Le revirement semble même l'être à 180° dans le cas du Luxembourg, puisque son ministre des Finances, Luc Frieden, a annoncé au Financial Times, lundi 29 avril, que son pays est prêt à étendre aux entreprises multinationales les accords d'échange d'informations fiscales qu'il a conclus avec les États-Unis et l'Union européenne, alors que de tels accords ne concernaient jusqu'à présent que les particuliers. Le ministre n'a pas fourni de détails sur la façon dont cet engagement serait réalisé, ni quelle serait l'étendue des informations fournies, mais, ce faisant, son pays irait au delà de l'engagement pris envers ses partenaires européens d'appliquer à partir de 2015 l'échange automatique d'informations en ce qui concerne les comptes détenus dans ses banques par les résidents fiscaux étrangers, pour se conformer à la directive révisée sur la fiscalité de l'épargne. Ce changement d'attitude est d'ailleurs confirmé par l'annonce de Luc Frieden de la volonté de son gouvernement de s'associer au « projet pilote » (EUROPE n° 10824) lancé ce mois-ci par cinq pays dirigés par la France (les autres sont le Royaume-Uni, l'Allemagne, l'Italie et l'Espagne) visant à partager entre eux les données sur les comptes détenus par leurs déposants à l'étranger, afin de favoriser la lutte contre l'évasion, l'évitement fiscal et le blanchiment à travers des entités telles que les trusts, les fondations ou autres.
Le revirement est moins net en ce qui concerne l'Autriche, qui confirme, elle aussi, sa volonté de lâcher du lest sur son secret bancaire (voir EUROPE précité). Le chancelier autrichien, Werner Faymann, s'est dit disposé, samedi 27 avril, à conclure avec ses partenaires de l'UE un accord, lors du prochain Conseil européen, sur l'échange automatique d'informations sur les comptes détenus par des résidents étrangers dans les banques autrichiennes, en maintenant toutefois le secret bancaire en ce qui concerne les épargnants locaux. L'Autriche pourrait ainsi se conformer, elle aussi, aux exigences de la directive épargne révisée ouvrant la voie à son approbation.
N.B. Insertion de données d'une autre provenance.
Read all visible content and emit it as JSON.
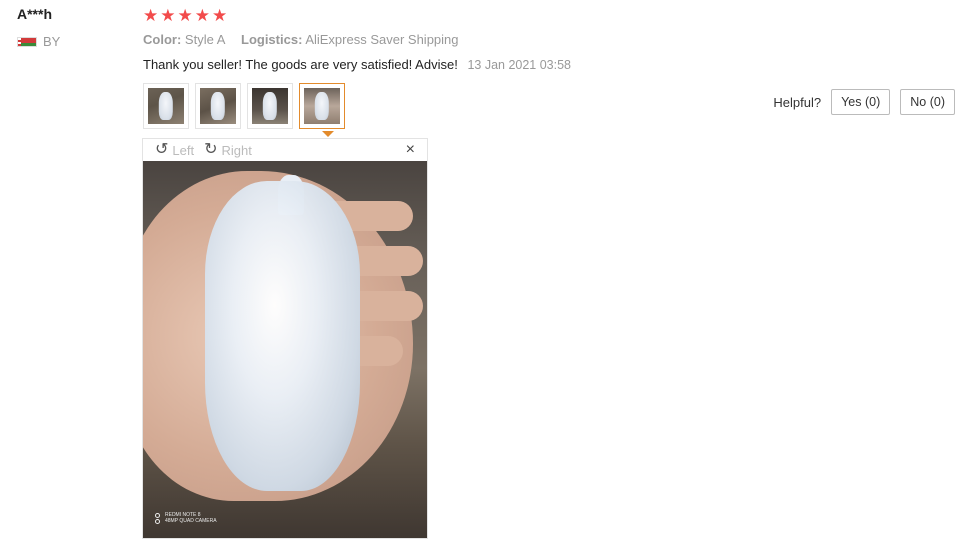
{
  "review": {
    "user_name": "A***h",
    "country_code": "BY",
    "rating": 5,
    "stars": [
      "★",
      "★",
      "★",
      "★",
      "★"
    ],
    "color_label": "Color:",
    "color_value": "Style A",
    "logistics_label": "Logistics:",
    "logistics_value": "AliExpress Saver Shipping",
    "feedback_text": "Thank you seller! The goods are very satisfied! Advise!",
    "date": "13 Jan 2021 03:58"
  },
  "viewer": {
    "rotate_left_label": "Left",
    "rotate_right_label": "Right",
    "rotate_left_icon": "↺",
    "rotate_right_icon": "↻",
    "close_icon": "×",
    "watermark_line1": "REDMI NOTE 8",
    "watermark_line2": "48MP QUAD CAMERA"
  },
  "helpful": {
    "label": "Helpful?",
    "yes_label": "Yes (0)",
    "no_label": "No (0)"
  },
  "colors": {
    "star": "#f24b4b",
    "active_thumb_border": "#e38b2c",
    "meta_text": "#999999"
  }
}
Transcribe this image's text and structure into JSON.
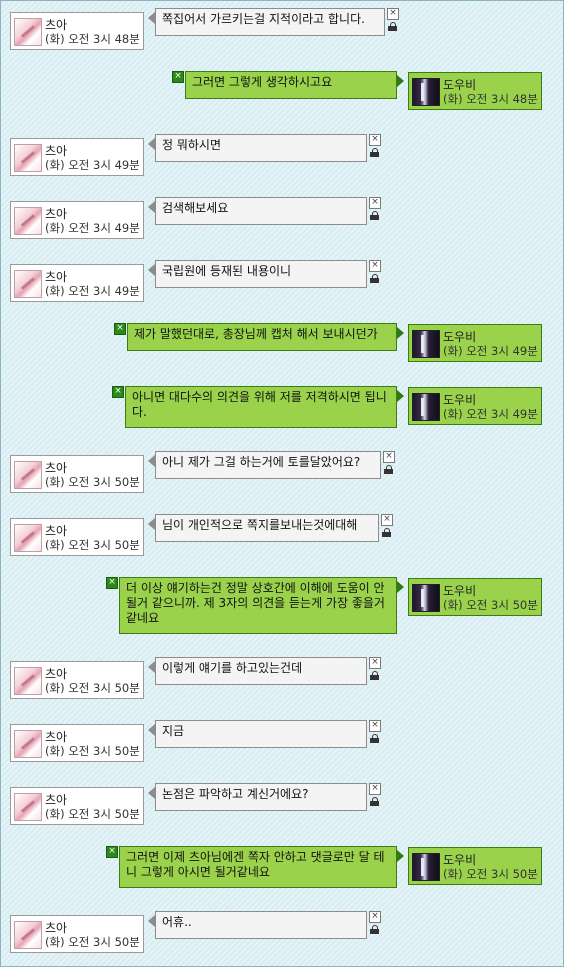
{
  "users": {
    "gray": {
      "name": "츠아"
    },
    "green": {
      "name": "도우비"
    }
  },
  "controls": {
    "close": "×"
  },
  "messages": [
    {
      "side": "left",
      "name": "츠아",
      "time": "(화) 오전 3시 48분",
      "text": "쪽집어서 가르키는걸 지적이라고 합니다."
    },
    {
      "side": "right",
      "name": "도우비",
      "time": "(화) 오전 3시 48분",
      "text": "그러면 그렇게 생각하시고요"
    },
    {
      "side": "left",
      "name": "츠아",
      "time": "(화) 오전 3시 49분",
      "text": "정 뭐하시면"
    },
    {
      "side": "left",
      "name": "츠아",
      "time": "(화) 오전 3시 49분",
      "text": "검색해보세요"
    },
    {
      "side": "left",
      "name": "츠아",
      "time": "(화) 오전 3시 49분",
      "text": "국립원에 등재된 내용이니"
    },
    {
      "side": "right",
      "name": "도우비",
      "time": "(화) 오전 3시 49분",
      "text": "제가 말했던대로, 총장님께 캡처 해서 보내시던가"
    },
    {
      "side": "right",
      "name": "도우비",
      "time": "(화) 오전 3시 49분",
      "text": "아니면 대다수의 의견을 위해 저를 저격하시면 됩니다."
    },
    {
      "side": "left",
      "name": "츠아",
      "time": "(화) 오전 3시 50분",
      "text": "아니 제가 그걸 하는거에 토를달았어요?"
    },
    {
      "side": "left",
      "name": "츠아",
      "time": "(화) 오전 3시 50분",
      "text": "님이 개인적으로 쪽지를보내는것에대해"
    },
    {
      "side": "right",
      "name": "도우비",
      "time": "(화) 오전 3시 50분",
      "text": "더 이상 얘기하는건 정말 상호간에 이해에 도움이 안될거 같으니까. 제 3자의 의견을 듣는게 가장 좋을거같네요"
    },
    {
      "side": "left",
      "name": "츠아",
      "time": "(화) 오전 3시 50분",
      "text": "이렇게 얘기를 하고있는건데"
    },
    {
      "side": "left",
      "name": "츠아",
      "time": "(화) 오전 3시 50분",
      "text": "지금"
    },
    {
      "side": "left",
      "name": "츠아",
      "time": "(화) 오전 3시 50분",
      "text": "논점은 파악하고 계신거에요?"
    },
    {
      "side": "right",
      "name": "도우비",
      "time": "(화) 오전 3시 50분",
      "text": "그러면 이제 츠아님에겐 쪽자 안하고 댓글로만 달 테니 그렇게 아시면 될거같네요"
    },
    {
      "side": "left",
      "name": "츠아",
      "time": "(화) 오전 3시 50분",
      "text": "어휴.."
    }
  ]
}
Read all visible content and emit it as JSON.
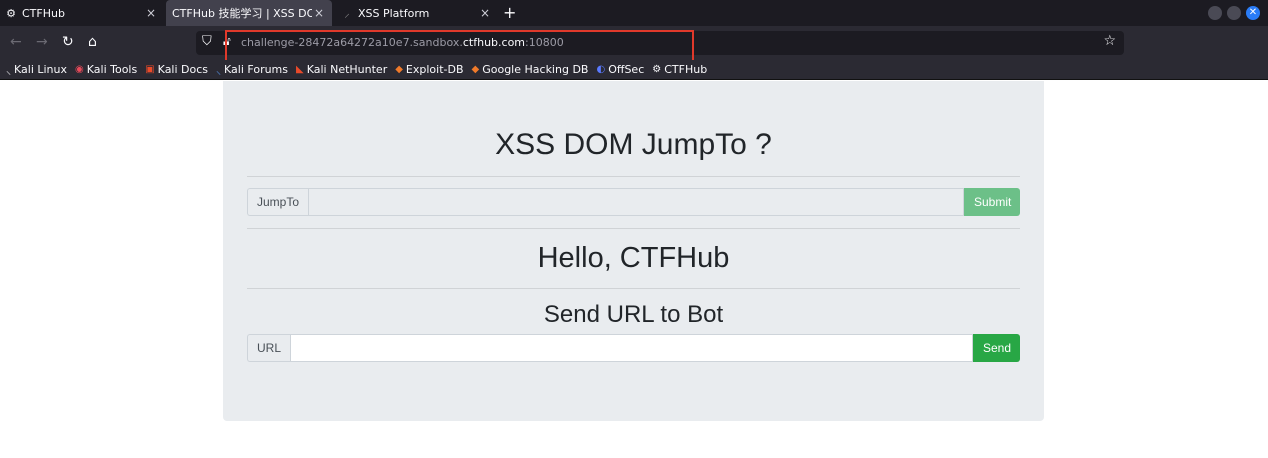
{
  "browser": {
    "tabs": [
      {
        "label": "CTFHub",
        "icon": "ctfhub-favicon"
      },
      {
        "label": "CTFHub 技能学习 | XSS DOM",
        "icon": "none"
      },
      {
        "label": "XSS Platform",
        "icon": "xss-platform-favicon"
      }
    ],
    "address": {
      "prefix": "challenge-28472a64272a10e7.sandbox.",
      "domain": "ctfhub.com",
      "port": ":10800"
    },
    "bookmarks": [
      {
        "label": "Kali Linux"
      },
      {
        "label": "Kali Tools"
      },
      {
        "label": "Kali Docs"
      },
      {
        "label": "Kali Forums"
      },
      {
        "label": "Kali NetHunter"
      },
      {
        "label": "Exploit-DB"
      },
      {
        "label": "Google Hacking DB"
      },
      {
        "label": "OffSec"
      },
      {
        "label": "CTFHub"
      }
    ]
  },
  "page": {
    "title": "XSS DOM JumpTo ?",
    "jumpto": {
      "prefix": "JumpTo",
      "value": "",
      "button": "Submit"
    },
    "greeting": "Hello, CTFHub",
    "bot_heading": "Send URL to Bot",
    "url": {
      "prefix": "URL",
      "value": "",
      "button": "Send"
    }
  },
  "colors": {
    "tabbar_bg": "#1c1b22",
    "toolbar_bg": "#2b2a33",
    "panel_bg": "#e9ecef",
    "submit_btn": "#6cc088",
    "send_btn": "#28a745",
    "highlight_box": "#e0392b"
  }
}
Le prochain pas attendu par les partenaires européens des deux pays est leur « feu vert » à un mandat à conférer à la Commission européenne pour négocier la révision des accords fiscaux avec cinq pays tiers (Suisse, Liechtenstein, Monaco, Andorre, Saint-Marin) afin de les aligner sur les exigences de la directive « épargne ». Là aussi, les choses avancent, la Suisse et le Liechtenstein ne considérant plus comme taboue la levée du secret bancaire. (FG)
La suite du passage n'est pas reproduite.